The odds never quite seem to be in our favor here on Earth.
Scientists have been studying an asteroid named Bennu for months and just came to a brand new conclusion regarding the hurtling piece of rock.
New Odds for Bennu
As it turns out, there’s actually a greater chance than previously thought that the asteroid will collide with Earth. The odds have changed from 1-in-2,700 to now 1-in-1,750. The collision likely wouldn’t happen until the next century or two either, meaning it would appear long after everyone currently on Earth is dead. These odds are calculated for the asteroid hitting Earth between now and the year 2300.
According to AP News, although the odds have changed, scientists don’t really see it as a cause of alarm. “We shouldn’t be worried about it too much,” said Davide Farnocchia, a scientist that works with NASA’s Earth Object Studies at the Jet Propulsion.
In fact, the more information we have, the better off we may be. Scientists now have a better understanding of Bennu’s path than they did before, many thanks to the Osiris-Rex spacecraft. If it were to ever come down to it, scientists would be able to give humanity one last fighting chance.
This spacecraft is currently on a long journey back home. The spacecraft took samples from the massive asteroid, which continues to be regarded as one of the most potentially hazardous known to us here on Earth. The actual samples, however, aren’t going to touch down until 2023.
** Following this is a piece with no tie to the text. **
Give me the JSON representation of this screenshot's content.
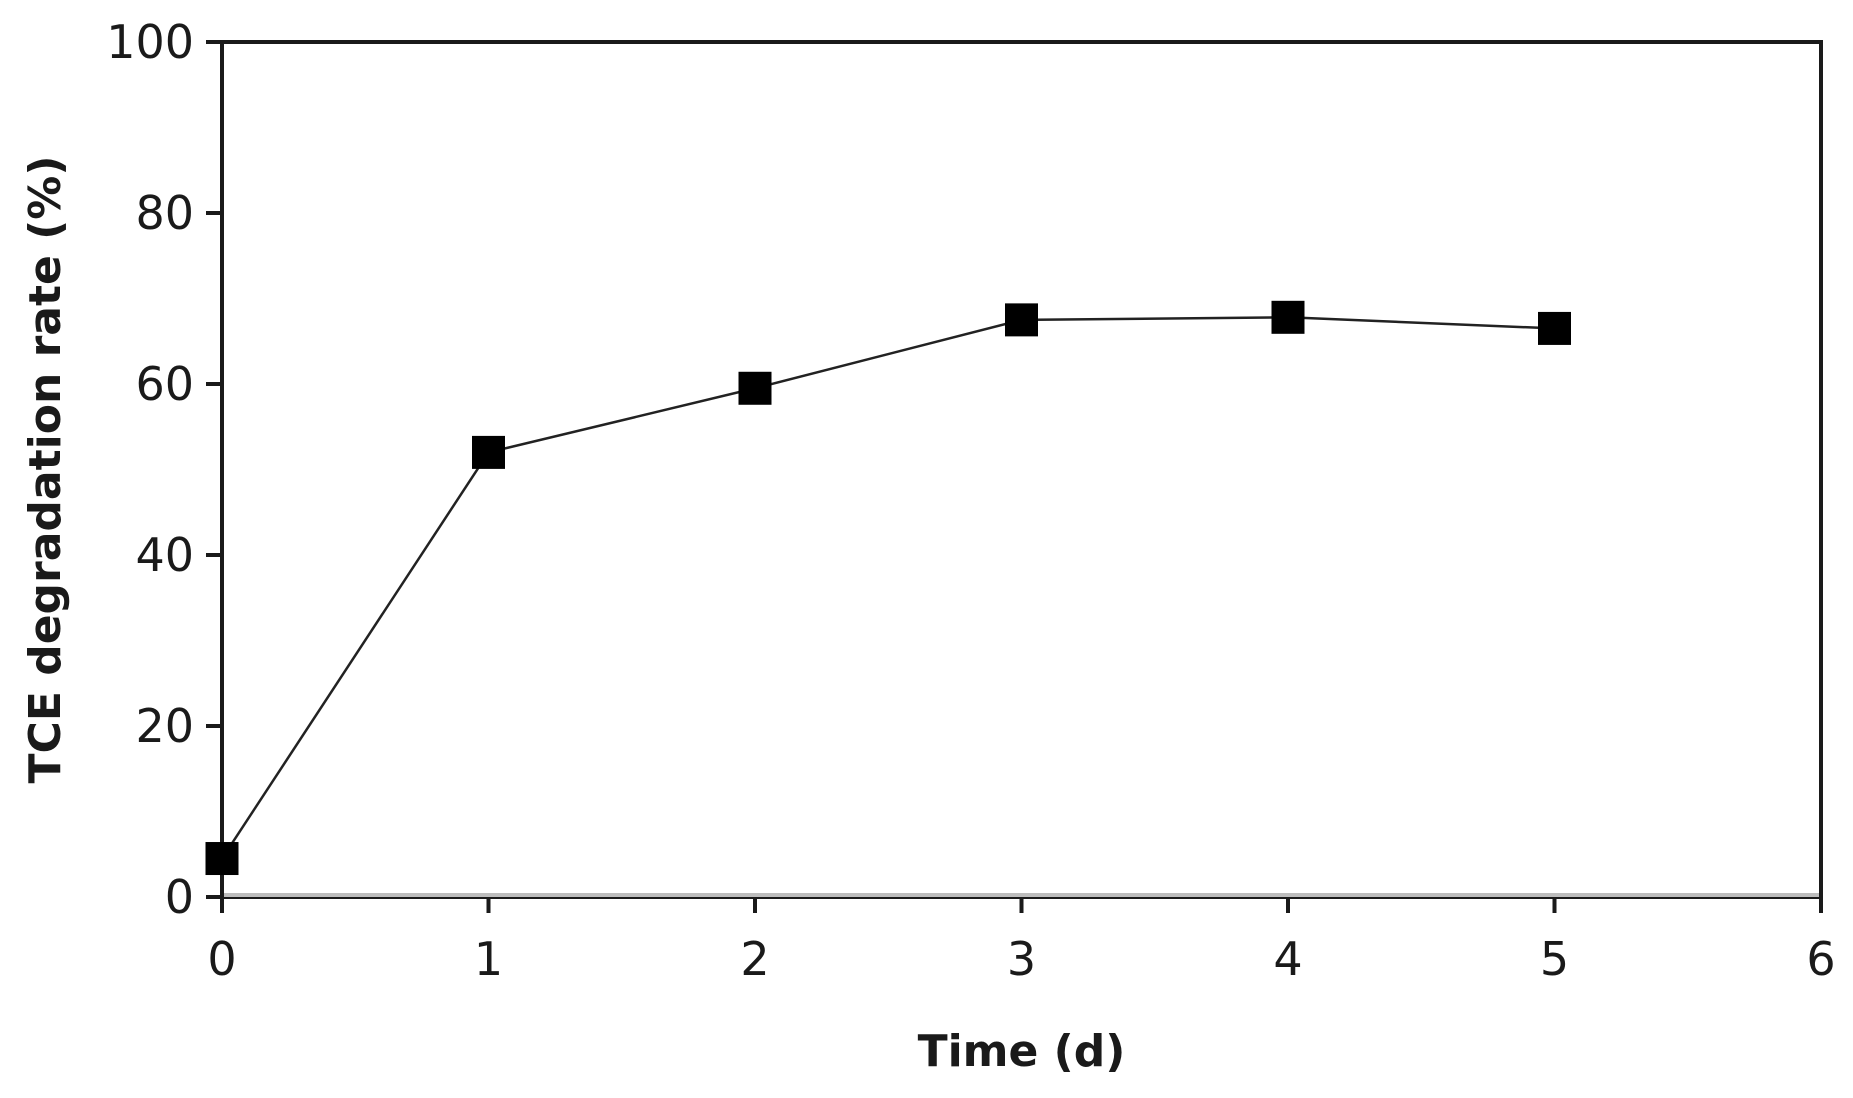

The spacecraft has been investigating the asteroid for about two and a half years. The data will help scientists understand the orbital path of the one-third of a mile in diameter asteroid. To put that into perspective, the asteroid is wider than the Empire State Building’s height.
The Future with the Asteroid
Future humans, if there are any, will hear more about this asteroid in 2135. This is when it’s anticipated to have an extremely close encounter with Earth. However, the official date of asteroid collision scientists have pinpointed is September 24, 2182.
The asteroid doesn’t quite have the power to wipe out all living things, such as back in the dinosaur glory days. Instead, it would create an area of devastation about 100 times the size of the crater.
It’s all a lot of unknowns and what-ifs, especially since the future of science, humanity, and so much else is terribly hard to predict. People on social media were quick to make jokes or dark observations about the asteroid’s possible collision.
According to NPR, there is currently a 99.4% probability rate that Bennu is not on a collision path.
One person wrote, “That’s in 279 years time. Who’s to say Earth will still be in existence by then.” While someone else simply said, “rooting for the asteroid.”
While we may know a lot about Bennu, the universe likely has more stored away that we know nothing about.
“An object Bennu’s size impacting in the Eastern Seaboard states would pretty much devastate things up and down the coast. We now know a lot about Bennu, but what about what else is out there?” Lindley Johnson, the planetary defense officer at NASA’s Planetary Defense Coordination Office, said to NPR.